Thursday November 20, 2008

Pakistan court sets aside Musharraf's challenges


Anti-Musharraf protest: Pakistani journalists shouting slogans as they protest against the governments decision to shut down private news channels, in Islamabad as Pakistan's top court dismissed five of six challenges to Pervez Musharraf's re-election as president.Picture: AFP

Tuesday, November 20, 2007

PAKISTAN'S purged Supreme Court swatted away the main challenges to Pervez Musharraf's re-election as president yesterday, taking him a step closer to quitting as army chief and restoring civilian rule.

Stripped of hostile judges by Musharraf under a state of emergency after he feared it would rule he was ineligible for another five-year term, the new-look top court took just over two hours to throw out the cases.

Musharraf has promised to hang up his uniform - one of the key demands of the opposition and the international community - as soon as his victory in last month's presidential election is validated.

"There were five petitions, they have all been dismissed. There is only one left, and that will be heard on Thursday," attorney general Malik Mohammad Qayyum said after a hearing from which international media were banned.

The party of opposition leader Benazir Bhutto earlier said it was withdrawing its own challenge against Musharraf's presidency as it did not recognise the new court.

Earlier, military ruler Musharraf made a recommendation to the elections commission that long-promised parliamentary polls be held on January 8.

State media quoted him defending the emergency as "in the interest of the country" and hitting out at opposition parties mulling a boycott of the polls if they are held under emergency.

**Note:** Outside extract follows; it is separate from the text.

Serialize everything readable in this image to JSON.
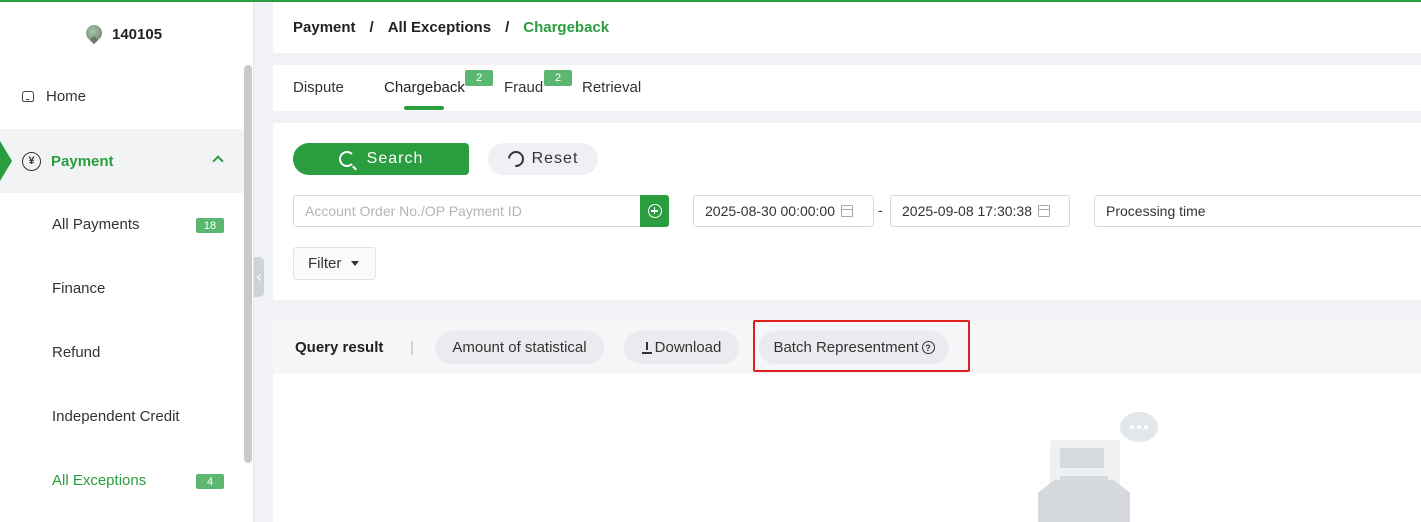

Musharraf is set to start today a visit to Saudi Arabia, the home in exile of Nawaz Sharif, another key opposition figure and the man the general ousted in October 1999.

Officials said Musharraf was going for talks with Saudi King Abdullah and said that "no meeting with Sharif is on the agenda ". Sharif was deported from Pakistan almost immediately after he tried to return on September 10.

There was no sign of a swift end to the emergency, despite a blunt message Sunday from US Deputy Secretary of State John Negroponte, who said it was "not compatible" with holding a free and fair vote.

Negroponte met Musharraf and urged him to free thousands of political opponents, lawyers and rights activists who have been flung into jail, and lift curbs that have shut down private TV news channels.